Under Mr. Narendra Modi, cooperative federalism has long been buried
The three letters IAS (for Indian Administrative Service) have a magnetic quality even after 75 years of independence. They represent social status, power, an assured income for about 32-35 years, a lifetime pension, perquisites, medical care and, most often, job satisfaction. A rung or two below is the Indian Police Service (IPS). Nearly 200,000 young men and women go through a process of written exams and interviews to be included among the 400 candidates selected for the two services. Reservation for Scheduled Castes and Scheduled Tribes and lately Other Backward Classes (totaling no more than 49.5%) has made both services a stretch for millions of students from disadvantaged communities.
The IAS and IPS succeeded, respectively, the ICS and IP under British rule which had acquired the nickname “Steel Frame”. Members of both services render stellar service. Popular opinion, however, is that a number of evils have crept into the services. Among the evils is that some members seek political patronage and the political authority is only too willing to extend that patronage. The steel frame is no longer as solid and straight as one would have liked.
Joyfully broken rules
That aside, the rules that govern the two services are more honored in violation than in observance. Take the ‘Cadre Rules’ which are today the subject of a brewing dispute between the central government on the one hand and several state governments on the other. The IAS Rules (Framework) and IPS Rules (Framework) were developed in 1954 and are similar, but almost all rules are violated in practice.
Article 5 provides for the assignment of members to the various executives. The method followed for many years was transparent, but inflexible. The method has been tweaked from time to time, causing questions and doubts, but the award is reluctantly accepted by many applicants who dare not protest. Rule 7 promises that a senior officer will hold office for the prescribed minimum term, but the rule has been happily ignored by all party-governments and transfers – abrupt, frequent and irrational – have become the norm.

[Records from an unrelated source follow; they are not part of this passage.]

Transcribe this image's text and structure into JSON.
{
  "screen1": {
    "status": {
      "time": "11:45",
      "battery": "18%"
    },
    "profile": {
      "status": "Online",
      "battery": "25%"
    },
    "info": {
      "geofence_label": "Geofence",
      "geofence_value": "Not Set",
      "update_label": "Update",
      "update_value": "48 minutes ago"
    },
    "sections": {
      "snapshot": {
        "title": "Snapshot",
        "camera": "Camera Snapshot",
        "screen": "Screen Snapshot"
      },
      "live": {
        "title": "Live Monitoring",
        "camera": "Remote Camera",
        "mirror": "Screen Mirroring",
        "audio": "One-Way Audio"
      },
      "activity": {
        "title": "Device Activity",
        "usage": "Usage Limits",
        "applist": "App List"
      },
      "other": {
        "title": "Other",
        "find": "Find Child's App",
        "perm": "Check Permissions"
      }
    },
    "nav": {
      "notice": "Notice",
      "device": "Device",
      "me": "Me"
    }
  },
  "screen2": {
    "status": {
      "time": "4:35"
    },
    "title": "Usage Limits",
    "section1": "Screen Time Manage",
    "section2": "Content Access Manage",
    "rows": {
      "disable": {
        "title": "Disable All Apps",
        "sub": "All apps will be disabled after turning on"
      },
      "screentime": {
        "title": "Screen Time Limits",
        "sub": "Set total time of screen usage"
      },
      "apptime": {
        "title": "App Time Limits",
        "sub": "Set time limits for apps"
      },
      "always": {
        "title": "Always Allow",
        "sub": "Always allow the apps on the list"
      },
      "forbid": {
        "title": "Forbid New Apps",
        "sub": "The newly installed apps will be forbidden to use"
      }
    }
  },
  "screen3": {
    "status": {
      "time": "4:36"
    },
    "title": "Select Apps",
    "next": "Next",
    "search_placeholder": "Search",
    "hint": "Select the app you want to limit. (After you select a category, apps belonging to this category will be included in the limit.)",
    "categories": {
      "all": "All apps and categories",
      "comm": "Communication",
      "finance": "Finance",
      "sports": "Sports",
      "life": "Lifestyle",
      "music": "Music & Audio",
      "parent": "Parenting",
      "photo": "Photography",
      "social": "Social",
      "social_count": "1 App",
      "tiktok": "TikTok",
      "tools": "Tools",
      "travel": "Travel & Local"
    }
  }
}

Rules 8 and 9 state that executive and former executive positions must be filled by executive officers and that a non-executive officer can only be appointed to these positions temporarily, but these two rules have been so regularly violated that have, in fact, been repealed. The worst violation is the creation of numerous positions of ex-executives equivalent to executive positions (e.g. Chief Secretary and Director General of Police) and the diversion of “undesirable” officers to fill the positions of old executives.
Doctor, heal yourself
The steel frame is broken. There are worse in store. It will be completely dismantled if the new amendments recently proposed by the central government – and violently opposed by several state governments – are implemented. The First Amendment seeks to address the problem of the “inadequate” number of officers delegated to the central government under the 40% “deputation reserve”. Over the past seven years, the actual ratio has fallen from 28% to 12%. The problem may be real, but the causes are deeper. Unlike in the past when officers competed for central deputies, why don’t officers want to be delegates to the central government?
First, the toxic work culture under the Modi government. Second, working conditions, especially the long wait for a decent home. Third, the excessive centralization of authority within the PMO and the reduction of ministries/departments to mere subordinate offices. The secretaries wait for the PMO every morning to receive instructions. Most of the budget speech paragraphs are written in CPM.
Fourth, the arbitrary assignments of officers (many remember the humiliating transfers made shortly after the change of government in May 2014). Fifth, the flagrant delays in constitution and promotion. The Prime Minister should first address these negative aspects of working in central government.
Assuming the First Amendment is driven by need, it is obvious that the Second Amendment is driven by sheer malice. It will give the central government the power, in “specific situations”, to unilaterally summon any officer to serve under the central government. We know what the “specific situations” will be? The case of a retired West Bengal chief secretary who “failed” to receive the Prime Minister at the airport and the cases of police officers who “failed” to secure the MJP Nadda’s security are fresh in memory.
The appropriate response will be to correct the negative perceptions of service under the Modi government and explore alternative solutions. One suggestion is to increase the number of people recruited each year so that the abundance of officers forces state governments to delegate officers to the central government. Another suggestion is to identify at the time of initial recruitment a small number of volunteer officers as “hard core” and appoint them to serve exclusively under the central government (as was the practice in the IPS).
Under Mr. Narendra Modi, cooperative federalism has long been buried. We have entered the phase of confrontational federalism. If the Modi government is successful, we will have the Indian Beholden Service; the current states will be reduced to mere provinces; and service under the government will be reduced to servitude.